Does anyone have any ideas? I’m sure if we put our heads together, we might be able to help out Mr. Spielberg. If not, then my vote goes to the movie actor who might very well be today’s best answer to Jimmy Stewart – Anne Hathaway.

Laughing typewriter

On a random walk today around YouTube, wandering through highlights of pop culture from decades past, from off-the-wall Spike Jones to early Rosemary Clooney ballads to lovely scenes of Jean Arthur at her comedic best, I came upon a gem of pop culture at its most sublimely weird that stopped me in my tracks. What happens when you cross the inimitable Betty Boop with an utterly politically incorrect celebration of drug use? You get something like this.

Yes, I know it isn’t right to celebrate drugs. And of course we should all tell our children not to try this at home. But after a week of watching generally far too literal minded computer animation, of work that overly focuses on the merely commercial – on mere realism for its own sake – I find that the sheer lunatic inventiveness of this little film delights me and gladdens my heart. It brings me back to the ground truth of animated art, and reminds me why this is a medium like no other.

After watching it, you may never again look at a laughing typewriter in quite the same way.

Last day

The last day of a conference is always a bittersweet experience.

On the one hand everyone is happy to have gone through such a positive and cathartic experience – an entire week of heightened reality, with everyone representing what they have been doing for the past yea, entire months of preparation going into single twenty minute presentations. In some sense everybody – for one week – becomes an embodiment, a sort of living avatar, of what they have been doing for the previous year, as everything comes together in one intense apotheosis, an affirmation of why we do what we do.

On the other hand the last day has an elegaic quality. Old friends, people who matter to us both personally and symbolically, will soon be going home, perhaps in just another few short hours. It will be another year until we all gradually build again toward such a crescendo of concentrated energy. We hug, we say goodbye, we promise not to wait an entire year to keep in touch.

And now each of us will recalibrate, will renew our own vows to our chosen profession. In the coming year there will be new mountains to climb, entirely new challenges to throw ourselves into.

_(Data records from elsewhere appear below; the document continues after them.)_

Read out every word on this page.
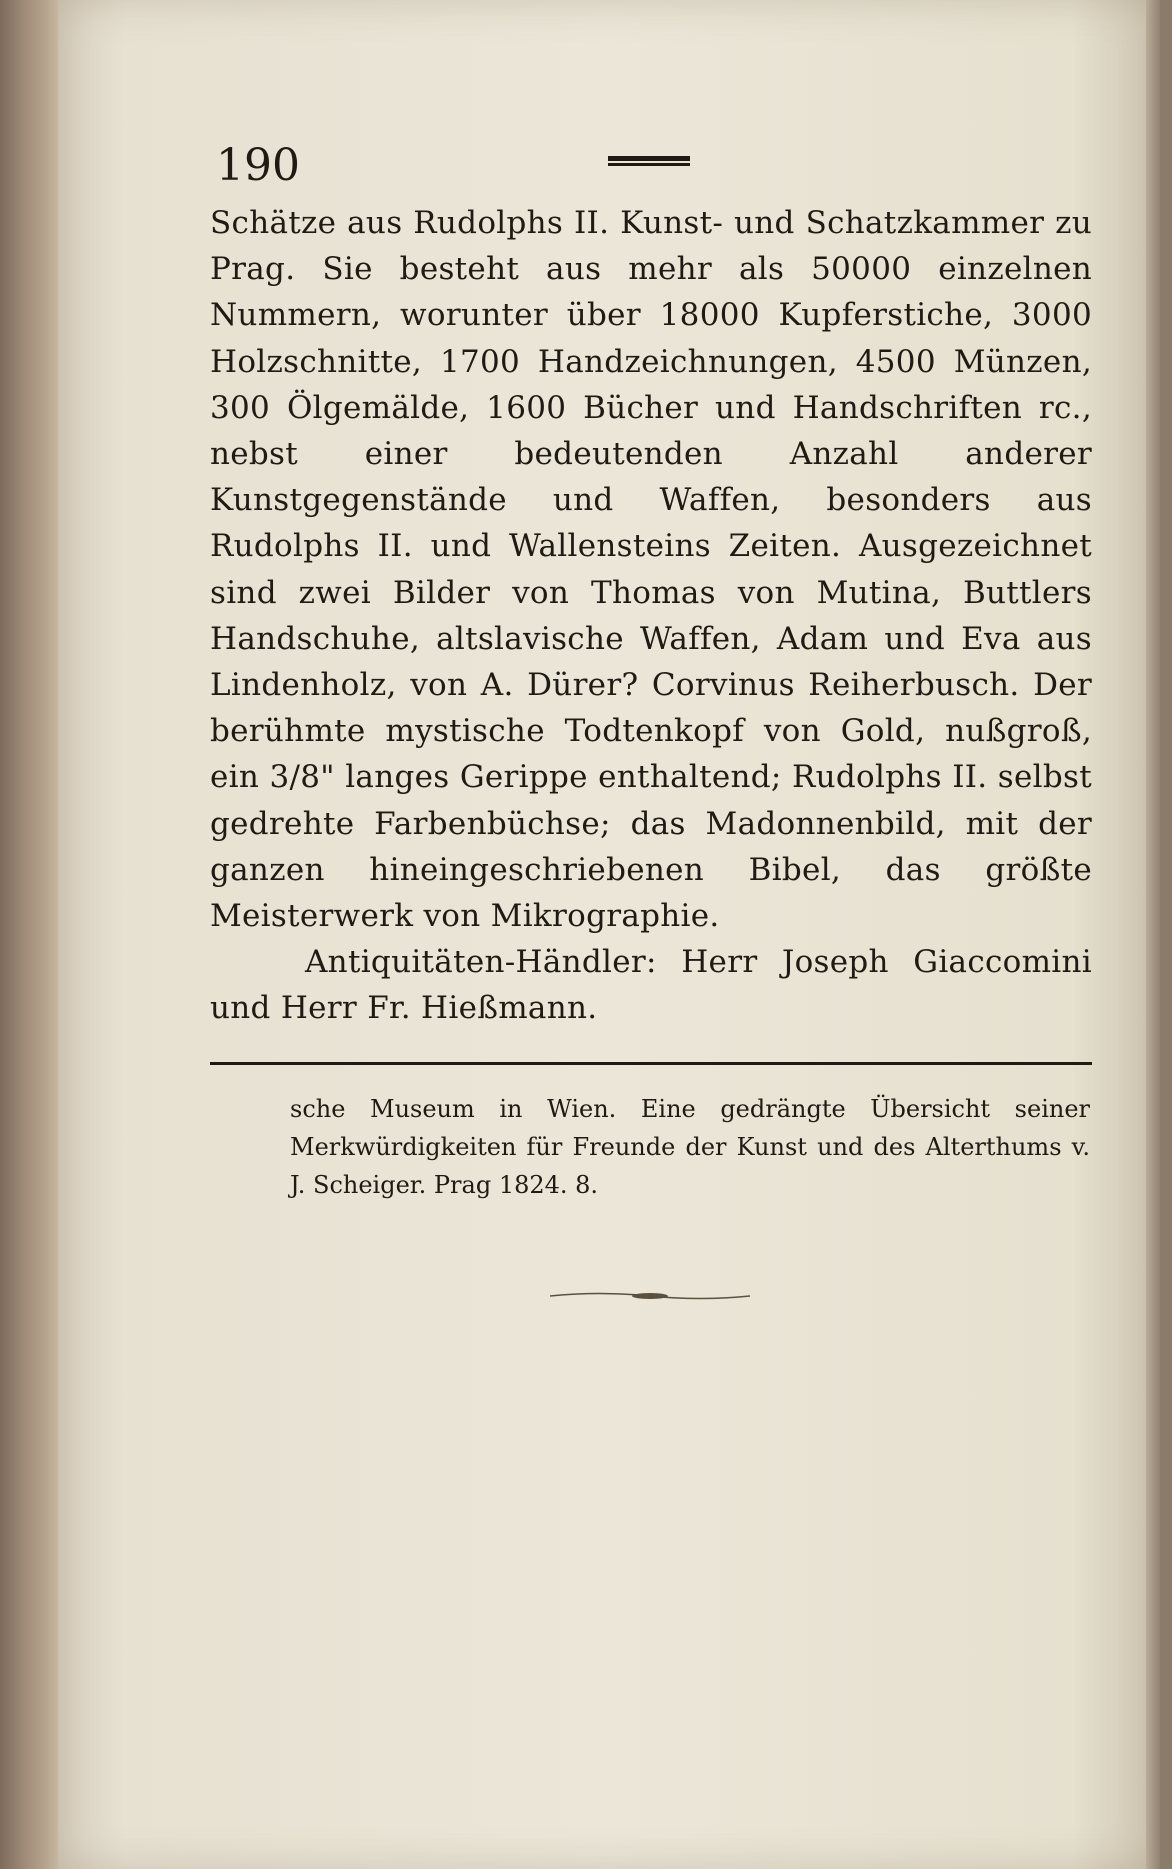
190

Schätze aus Rudolphs II. Kunst- und Schatzkammer zu Prag. Sie besteht aus mehr als 50000 einzelnen Nummern, worunter über 18000 Kupferstiche, 3000 Holzschnitte, 1700 Handzeichnungen, 4500 Münzen, 300 Ölgemälde, 1600 Bücher und Handschriften rc., nebst einer bedeutenden Anzahl anderer Kunstgegenstände und Waffen, besonders aus Rudolphs II. und Wallensteins Zeiten. Ausgezeichnet sind zwei Bilder von Thomas von Mutina, Buttlers Handschuhe, altslavische Waffen, Adam und Eva aus Lindenholz, von A. Dürer? Corvinus Reiherbusch. Der berühmte mystische Todtenkopf von Gold, nußgroß, ein 3/8" langes Gerippe enthaltend; Rudolphs II. selbst gedrehte Farbenbüchse; das Madonnenbild, mit der ganzen hineingeschriebenen Bibel, das größte Meisterwerk von Mikrographie.

Antiquitäten-Händler: Herr Joseph Giaccomini und Herr Fr. Hießmann.

sche Museum in Wien. Eine gedrängte Übersicht seiner Merkwürdigkeiten für Freunde der Kunst und des Alterthums v. J. Scheiger. Prag 1824. 8.
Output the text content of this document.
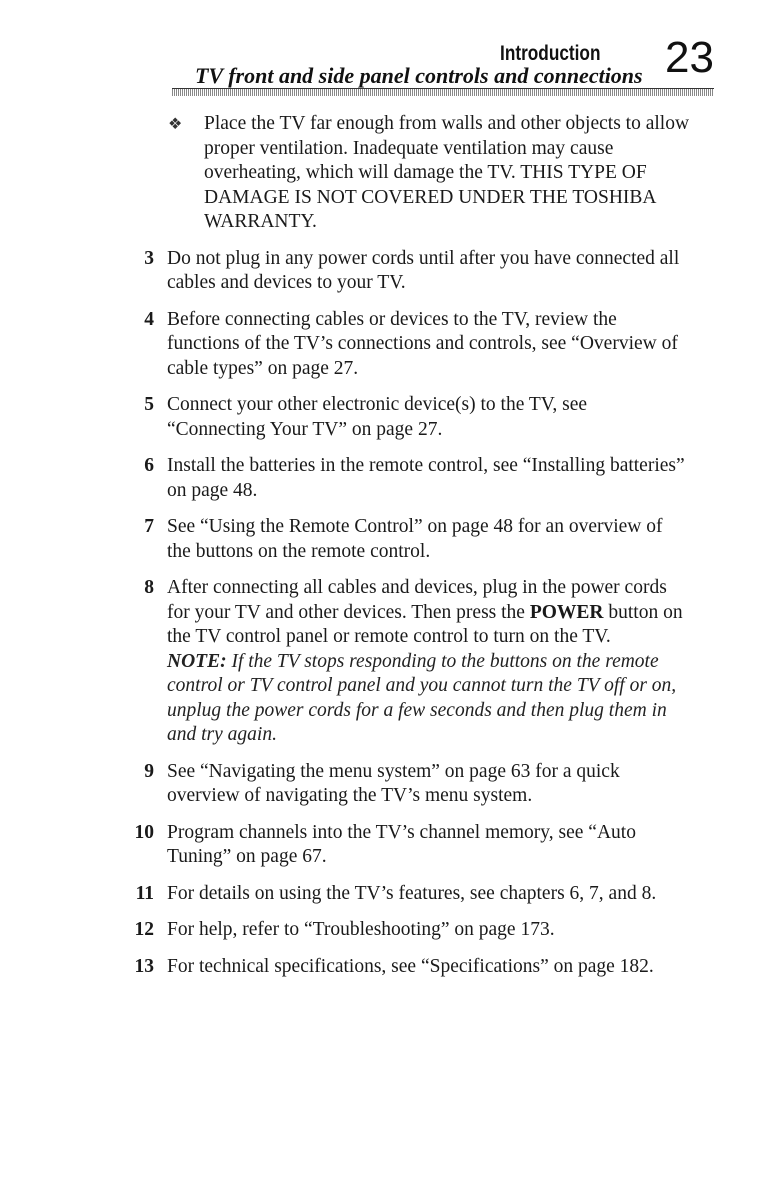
Introduction 23
TV front and side panel controls and connections
❖ Place the TV far enough from walls and other objects to allow proper ventilation. Inadequate ventilation may cause overheating, which will damage the TV. THIS TYPE OF DAMAGE IS NOT COVERED UNDER THE TOSHIBA WARRANTY.
3 Do not plug in any power cords until after you have connected all cables and devices to your TV.
4 Before connecting cables or devices to the TV, review the functions of the TV’s connections and controls, see “Overview of cable types” on page 27.
5 Connect your other electronic device(s) to the TV, see “Connecting Your TV” on page 27.
6 Install the batteries in the remote control, see “Installing batteries” on page 48.
7 See “Using the Remote Control” on page 48 for an overview of the buttons on the remote control.
8 After connecting all cables and devices, plug in the power cords for your TV and other devices. Then press the POWER button on the TV control panel or remote control to turn on the TV.
NOTE: If the TV stops responding to the buttons on the remote control or TV control panel and you cannot turn the TV off or on, unplug the power cords for a few seconds and then plug them in and try again.
9 See “Navigating the menu system” on page 63 for a quick overview of navigating the TV’s menu system.
10 Program channels into the TV’s channel memory, see “Auto Tuning” on page 67.
11 For details on using the TV’s features, see chapters 6, 7, and 8.
12 For help, refer to “Troubleshooting” on page 173.
13 For technical specifications, see “Specifications” on page 182.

But first, it would probably be a good idea to get a little sleep.

Accent on leaving

At a conference this week in New Orleans, I’ve now spent time with two different friends who had originated from these parts. Both now live in northern California. There were some striking similarities to their respective tales of emigration. Both say they left because of the weather – they could not spend the rest of their lives in a place so relentlessly hot and muggy. After spending almost a week here I completely understand this sentiment.

But the other thing they had in common was that both were the only members of their respective families who had never had the New Orleans accent. One of them, in fact, who speaks with something not that far from a generic middle American accent, told me that when he was a child growing up in a small town near New Orleans, people would ask him what sort of accent he had.

So is it possible that children know, subliminally, that they are one day going to leave a place when they grow up? And knowing this, do they subconsciously adopt the accent of the larger world to which they long to escape?

I realize that two data points do not a statistical trend make. But still, it is intriguing.

Wow

Wow, I guess I had forgotten that people actually read this blog. Apparently I’ve somehow ended up becoming the voice for the Obama generation. You’d never guess I’m a fan of many (though certainly not all) of the views of Barry Goldwater. I’ll have to be more careful who I make fun of in the future. Elephants have very thick skin, but people don’t. 🙂

On a somewhat less politically fraught note, the answer to the mystery from the other day: The song I hear wherever I go, in restaurants, shops, train stations, and just about everywhere else in seemingly every city of every country around the world is Jobim’s “Garota de Ipanema”, better known in english as “The Girl from Ipanema”.